New Delhi-based agri-logistics firm Sohan Lal Commodity Management Pvt Ltd (SLCM), one of India’s leading post-harvest management groups, has commercially launched its mobile app to check the quality of agricultural crops.

“We went commercial four months ago after launching the app’s beta version last year to test the quality of wheat. We have now developed the technology to test the quality of chana and we will be launching this over the next two weeks,” said Sandeep Sabharwal, Group CEO, SLCM. 

The company is also developing the technology to test three more crops — soyabean, guarseed and mustard — by March 31. The app can be downloaded for free and farmers are unlikely to be charged anything for using the app.

Operational in 16 States

Demonstrations for testing the quality of these four crops are being held across SLCM’s 5,000 locations in the country, he said. 

Currently, the quality testing app is operational in 16 States since its launch. The quality test using the app has been ascertained at about 200 locations with nearly 600 users using it. Over 16,000 inspections have been conducted and till now 4.65 lakh tonnes have been handled through the app.   

The advantage of the app is that an Android phone is enough to carry out quality checks of the crop and no other hardware is required, the SLCM CEO said. 

“You click the photograph of the crop and within 45 seconds you will get results of that crop on your mobile. This is equivalent to testing crops in a lab and the accuracy is 90 per cent,” Sabharwal said.


The main advantage for a farmer is that he does not need to depend on an arthiya (commission agent) or a processor or a laboratory to vouch for the quality of this crop. Earlier, it left him with no choice. 

“This has not only ended the 24-36 hours of waiting for the farmer but also speeded up the flow of money for all concerned,” the SLCM CEO said.

For example, a bank took 2-3 days to fund wheat deposited at a warehouse in a remote place as all stakeholders had to wait for the results of the quality test to come. The app has made the quality-test process transparent while the results are populated immediately and shared with all the stakeholders.

Tech products

SLCM has begun launching a slew of technological products on the basis that technology has to be a part and parcel of agriculture. “The whole idea is that since we are spread across 9,600 locations across India and Myanmar and we are looking at a larger tonnage and asset management for us to identify a problem on the ground and then work backwards,” the company’s CEO said.

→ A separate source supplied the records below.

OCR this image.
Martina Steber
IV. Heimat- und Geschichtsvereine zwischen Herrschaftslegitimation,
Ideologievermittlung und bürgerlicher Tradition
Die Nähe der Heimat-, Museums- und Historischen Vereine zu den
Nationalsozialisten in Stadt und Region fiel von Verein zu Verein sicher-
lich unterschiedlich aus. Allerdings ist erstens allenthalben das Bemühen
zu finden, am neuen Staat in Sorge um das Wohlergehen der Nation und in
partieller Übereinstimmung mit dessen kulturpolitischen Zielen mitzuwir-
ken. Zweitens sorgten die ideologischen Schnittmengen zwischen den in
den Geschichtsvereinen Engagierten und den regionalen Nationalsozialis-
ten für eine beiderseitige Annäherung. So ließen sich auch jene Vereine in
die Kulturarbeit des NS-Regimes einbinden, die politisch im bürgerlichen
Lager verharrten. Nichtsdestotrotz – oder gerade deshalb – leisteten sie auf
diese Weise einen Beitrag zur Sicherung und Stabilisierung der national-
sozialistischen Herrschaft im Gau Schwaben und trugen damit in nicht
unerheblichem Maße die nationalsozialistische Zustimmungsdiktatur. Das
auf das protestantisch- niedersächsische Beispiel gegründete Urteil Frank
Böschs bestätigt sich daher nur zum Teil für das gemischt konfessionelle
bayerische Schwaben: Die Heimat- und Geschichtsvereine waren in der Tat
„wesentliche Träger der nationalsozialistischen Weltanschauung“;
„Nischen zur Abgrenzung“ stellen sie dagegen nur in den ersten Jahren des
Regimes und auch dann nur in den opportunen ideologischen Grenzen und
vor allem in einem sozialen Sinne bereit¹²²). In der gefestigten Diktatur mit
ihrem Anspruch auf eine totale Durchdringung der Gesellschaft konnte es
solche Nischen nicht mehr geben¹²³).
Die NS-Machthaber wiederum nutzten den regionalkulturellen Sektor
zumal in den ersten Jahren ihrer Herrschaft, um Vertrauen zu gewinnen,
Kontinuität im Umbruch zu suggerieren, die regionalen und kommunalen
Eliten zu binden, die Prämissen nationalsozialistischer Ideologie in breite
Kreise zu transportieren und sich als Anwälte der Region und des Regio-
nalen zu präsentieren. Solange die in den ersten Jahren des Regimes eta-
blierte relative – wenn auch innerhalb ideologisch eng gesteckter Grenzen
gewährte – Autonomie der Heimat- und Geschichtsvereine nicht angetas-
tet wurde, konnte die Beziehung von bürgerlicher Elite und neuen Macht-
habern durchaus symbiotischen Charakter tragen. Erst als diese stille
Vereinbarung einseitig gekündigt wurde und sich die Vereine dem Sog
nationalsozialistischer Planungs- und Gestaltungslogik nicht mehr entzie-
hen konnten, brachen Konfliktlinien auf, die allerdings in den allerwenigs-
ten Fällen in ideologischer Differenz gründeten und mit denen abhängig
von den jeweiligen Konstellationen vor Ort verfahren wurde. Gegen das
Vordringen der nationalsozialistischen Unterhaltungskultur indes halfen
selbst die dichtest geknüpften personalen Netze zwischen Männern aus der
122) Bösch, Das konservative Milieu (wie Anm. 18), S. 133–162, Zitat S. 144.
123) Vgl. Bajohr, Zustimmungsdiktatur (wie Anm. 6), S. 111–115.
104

 “For the app, we began tapping artificial intelligence (AI) seven years ago on the premise that if trained properly and things are put scientifically in the system, AI can recognise crops. 

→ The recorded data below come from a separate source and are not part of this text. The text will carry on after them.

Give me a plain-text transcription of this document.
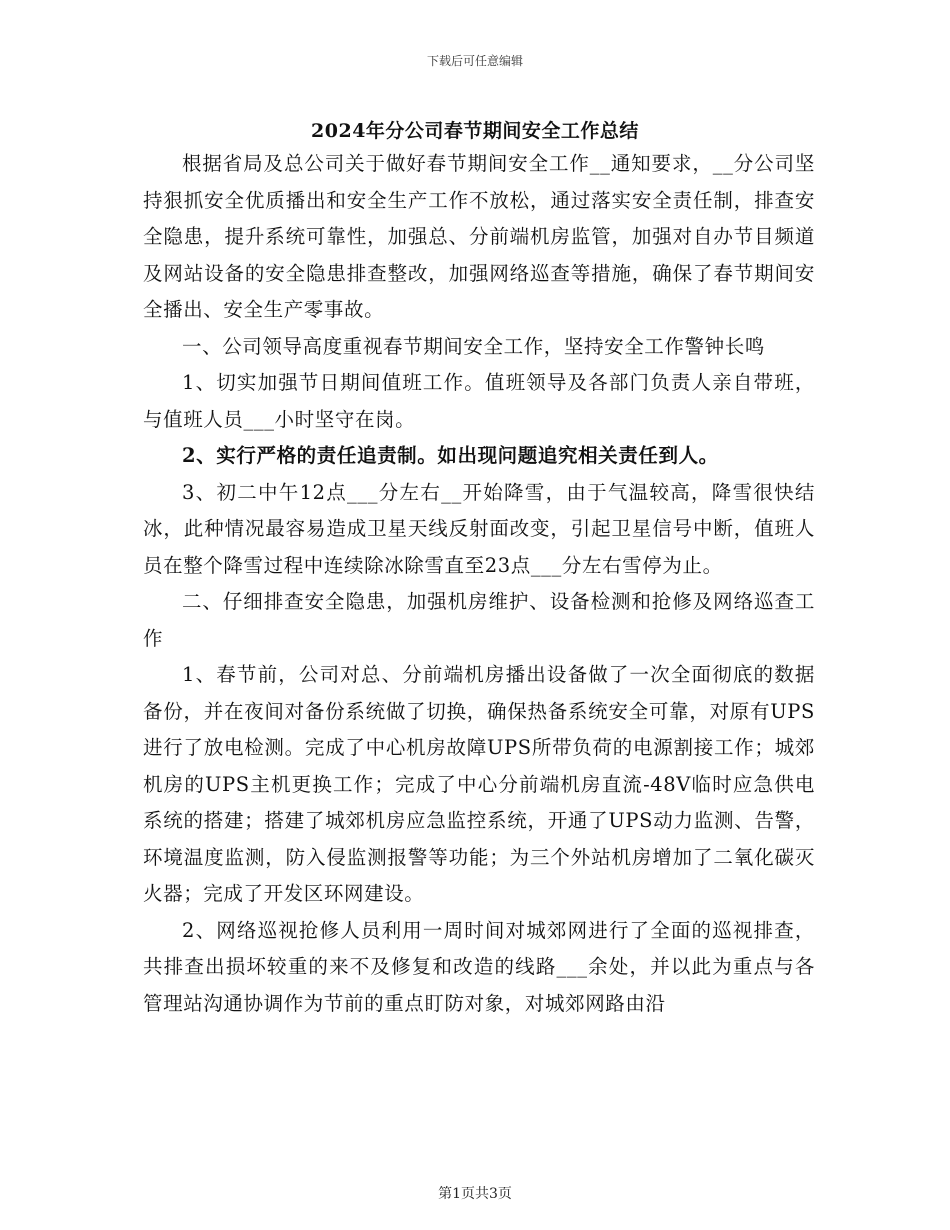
下载后可任意编辑
2024年分公司春节期间安全工作总结

根据省局及总公司关于做好春节期间安全工作__通知要求，__分公司坚持狠抓安全优质播出和安全生产工作不放松，通过落实安全责任制，排查安全隐患，提升系统可靠性，加强总、分前端机房监管，加强对自办节目频道及网站设备的安全隐患排查整改，加强网络巡查等措施，确保了春节期间安全播出、安全生产零事故。

一、公司领导高度重视春节期间安全工作，坚持安全工作警钟长鸣

1、切实加强节日期间值班工作。值班领导及各部门负责人亲自带班，与值班人员___小时坚守在岗。

2、实行严格的责任追责制。如出现问题追究相关责任到人。

3、初二中午12点___分左右__开始降雪，由于气温较高，降雪很快结冰，此种情况最容易造成卫星天线反射面改变，引起卫星信号中断，值班人员在整个降雪过程中连续除冰除雪直至23点___分左右雪停为止。

二、仔细排查安全隐患，加强机房维护、设备检测和抢修及网络巡查工作

1、春节前，公司对总、分前端机房播出设备做了一次全面彻底的数据备份，并在夜间对备份系统做了切换，确保热备系统安全可靠，对原有UPS进行了放电检测。完成了中心机房故障UPS所带负荷的电源割接工作；城郊机房的UPS主机更换工作；完成了中心分前端机房直流-48V临时应急供电系统的搭建；搭建了城郊机房应急监控系统，开通了UPS动力监测、告警，环境温度监测，防入侵监测报警等功能；为三个外站机房增加了二氧化碳灭火器；完成了开发区环网建设。

2、网络巡视抢修人员利用一周时间对城郊网进行了全面的巡视排查，共排查出损坏较重的来不及修复和改造的线路___余处，并以此为重点与各管理站沟通协调作为节前的重点盯防对象，对城郊网路由沿

第1页共3页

SLCM has developed another technology “Agri Suraksha” which allows the company to install CCTV in places where there is no light and no network to manage warehouses remotely through satellite monitoring. 

“We remotely authenticate what is happening on the ground using satellite. It is an independent SIM-based application and connected to a nerve centred within the country,” Sabharwal said.

‘All about management’

SLCM covers  819 of its high-value warehouses across 11 states through “Agri Suraksha”. “An owner can simply log online and look at his crop using the technology. Even banks with who some commodities are pledged can monitor the warehouses and stocks in them,” he said. 

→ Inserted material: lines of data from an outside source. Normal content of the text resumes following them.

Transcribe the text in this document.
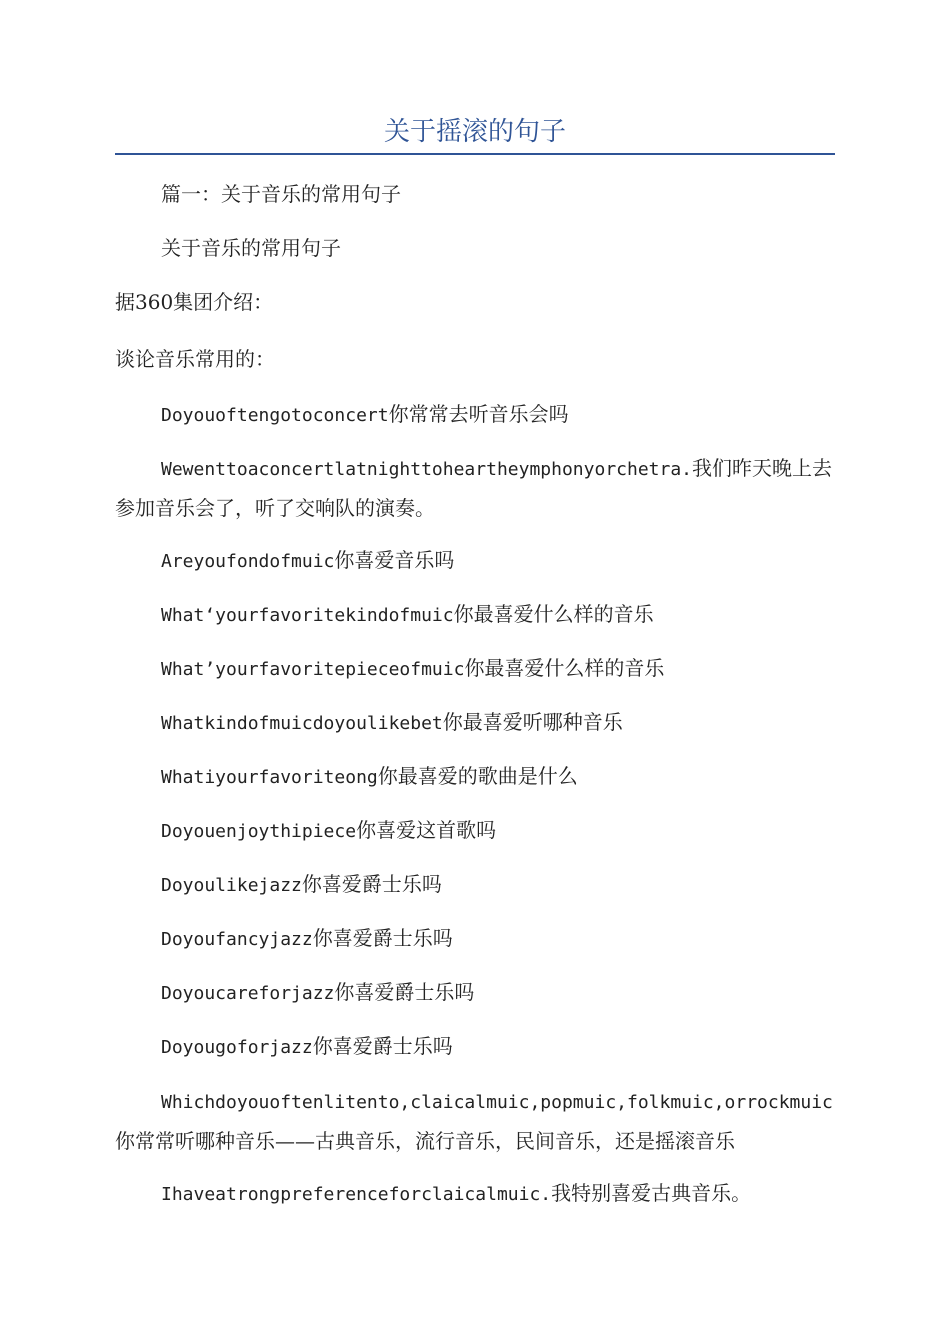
关于摇滚的句子

篇一：关于音乐的常用句子

关于音乐的常用句子

据360集团介绍：

谈论音乐常用的：

Doyouoftengotoconcert你常常去听音乐会吗

Wewenttoaconcertlatnighttoheartheymphonyorchetra.我们昨天晚上去参加音乐会了，听了交响队的演奏。

Areyoufondofmuic你喜爱音乐吗

What‘yourfavoritekindofmuic你最喜爱什么样的音乐

What’yourfavoritepieceofmuic你最喜爱什么样的音乐

Whatkindofmuicdoyoulikebet你最喜爱听哪种音乐

Whatiyourfavoriteong你最喜爱的歌曲是什么

Doyouenjoythipiece你喜爱这首歌吗

Doyoulikejazz你喜爱爵士乐吗

Doyoufancyjazz你喜爱爵士乐吗

Doyoucareforjazz你喜爱爵士乐吗

Doyougoforjazz你喜爱爵士乐吗

Whichdoyouoftenlitento,claicalmuic,popmuic,folkmuic,orrockmuic你常常听哪种音乐——古典音乐，流行音乐，民间音乐，还是摇滚音乐

Ihaveatrongpreferenceforclaicalmuic.我特别喜爱古典音乐。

SLCM came into the warehousing sector 10 years ago with the mantra that it is all about management and not infrastructure. “The infrastructure might be good, bad or ugly, but you can still do warehousing in an efficient manner to give you the results that you want,” Sabharwal said, adding that it has helped cut post-harvest losses by 0.5 per cent. 

For this, SLCM holds a patent which it got last year. It has now applied for a patent for its app to test crop quality.  The company manages silos and cold storage but does not own any 

Though there is a thought in the company that it should build silos, “we would want to “see a stronger supply chain network on the ground before we devote larger capital to silos”.

Also, silos do not allow the storage of multiple crops as also multiple grades. “Till the time we do not see a unified trade fraternity on the ground which will allow private consumption to do larger stocking of one particular commodity, I think SLCM would, you know, will would like to hold back,” he said.  

The company has trebled its asset management and will likely double it this year. “We had reached a peak output of about ₹5,500-6,000 crore last year. We believe that we will close this year with ₹11,500 plus crore of assets under management,” Sabharwal said.